You can’t have trillion dollar deficits for as far as the eye can see without imprisoning the future for our kids and theirs.
— John Boenher, Speak of the US House of Representatives
When Congress passed the economic stimulus bill in 2009, it transformed the political landscape. The bill was designed to avert a second Great Depression. But it had other effects too, becoming the catalyst for a new political movement: the Tea Party, representing those fed up with what they saw as a reckless government, spending the country into oblivion.
Desperate to contain a movement that would prove as much a threat to his own party as to the other side, soon-to-be Speaker of the House John Boehner tried to harness their fury as his own, with the following words on national TV:
They’re scared to death about the future for their kids and their grandkids… They’re concerned about the amount of spending that’s going on in Washington and the amount of debt that’s being piled up. They know that you can’t have trillion dollar deficits for as far as the eye can see without imprisoning the future for our kids and theirs.
With each new debate over government spending — the debt ceiling drama, the fiscal cliff, the OTHER debt ceiling drama — conservatives have repeated Boehner’s argument.
Although it’s been many years since I labeled myself a conservative, this particular argument still resonates. There’s something morally compelling about it — the idea that we shouldn’t to spend money we don’t have to reap the benefits now and leave our kids and grandkids to pick up the tab. We know it’s wrong. We feel it in our guts.
So why don’t we feel the same way when it comes to the environment?
The question is whether we’re consistent in our application of a “don’t make our kids pick up the tab” ethic. Shouldn’t those who are fond of making this argument when it comes to fiscal policy also be some of the most avid campaigners for the environment? After all, at the end of the day, environmental responsibility is at least partly about leaving the earth in good shape for the generations that come after us.
It seems to me you could take John Boehner’s original quote and swap “trillion dollar deficits” for any number of things…
You can’t have endless consumption for as far as the eye can see without imprisoning the future for our kids and theirs.
You can’t have cheap, polluting energy for as far as the eye can see without imprisoning the future for our kids and theirs.
You can’t have mountains of garbage for as far as the eye can see without imprisoning the future for our kids and theirs.
You can’t keep emitting greenhouse gases for as far as the eye can see without imprisoning the future for our kids and theirs.
The environmental implications of this ethic were driven home for me several years ago during a conversation about nuclear power, an issue that divides even ardent environmentalists.
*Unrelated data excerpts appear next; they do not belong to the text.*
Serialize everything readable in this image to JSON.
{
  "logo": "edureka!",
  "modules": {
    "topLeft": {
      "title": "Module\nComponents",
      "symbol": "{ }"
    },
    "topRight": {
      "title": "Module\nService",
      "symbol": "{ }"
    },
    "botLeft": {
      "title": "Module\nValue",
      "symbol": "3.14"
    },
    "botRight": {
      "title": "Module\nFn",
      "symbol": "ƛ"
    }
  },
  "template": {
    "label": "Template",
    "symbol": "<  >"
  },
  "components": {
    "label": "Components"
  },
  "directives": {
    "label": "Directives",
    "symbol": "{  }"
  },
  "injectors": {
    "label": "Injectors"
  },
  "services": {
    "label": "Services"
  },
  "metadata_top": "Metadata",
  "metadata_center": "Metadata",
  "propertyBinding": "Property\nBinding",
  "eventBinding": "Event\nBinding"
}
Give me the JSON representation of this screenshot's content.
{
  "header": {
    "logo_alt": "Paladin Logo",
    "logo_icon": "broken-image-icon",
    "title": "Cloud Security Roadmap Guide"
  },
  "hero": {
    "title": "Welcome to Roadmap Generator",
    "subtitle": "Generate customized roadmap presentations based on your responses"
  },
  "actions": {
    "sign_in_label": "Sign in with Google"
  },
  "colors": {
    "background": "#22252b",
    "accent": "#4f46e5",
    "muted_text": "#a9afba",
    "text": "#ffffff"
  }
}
Sure, nuclear energy has the ability to meet the world’s growing electricity demands — without all the nasty CO2 emissions. But the byproduct of nuclear energy, high-level radioactive waste, takes tens or even hundreds of thousands of years to decay.
Every time we turn on a light powered by nuclear energy, we’ve committed not one or two but several hundred generations to looking after the by-product of our momentary consumption. We enjoy all the benefits, while leaving the tab for our children and grandchildren — and great-great-great-great grandchildren — to pick up (or bury under a mountain somewhere).
The generations who look after this waste will enjoy none of the benefits from its production, only the consequences — which include the potential for radioactive material to seep into groundwater, rivers, and soil. Because let’s face it: the energy industry doesn’t exactly have a stellar track record when it comes to foolproof methods of extracting, transporting, and storing stuff.
Deepwater Horizon.
The Kalamazoo River oil spill.
(Or the other 300 some-odd pipeline leaks in the US since 2000.)
As one last example, take a seemingly simpler problem: plastic bags. These guys take around 500 years to decompose — and that’s assuming adequate exposure to air, something hard to come by in a heavily compacted landfill. We toss almost 500 billion plastic bags into the trash every year — garbage that will linger for generations, all for the sake of a few minutes’ convenience.
We don’t have the moral right to make our consumption someone else’s problem — whether we’re talking about budget deficits or natural resources. If it makes for compelling fiscal policy, then it makes for compelling environmental policy, too.
What kind of world are we going to leave our kids? That’s the question that motivated this one-time conservative to care more about the environment.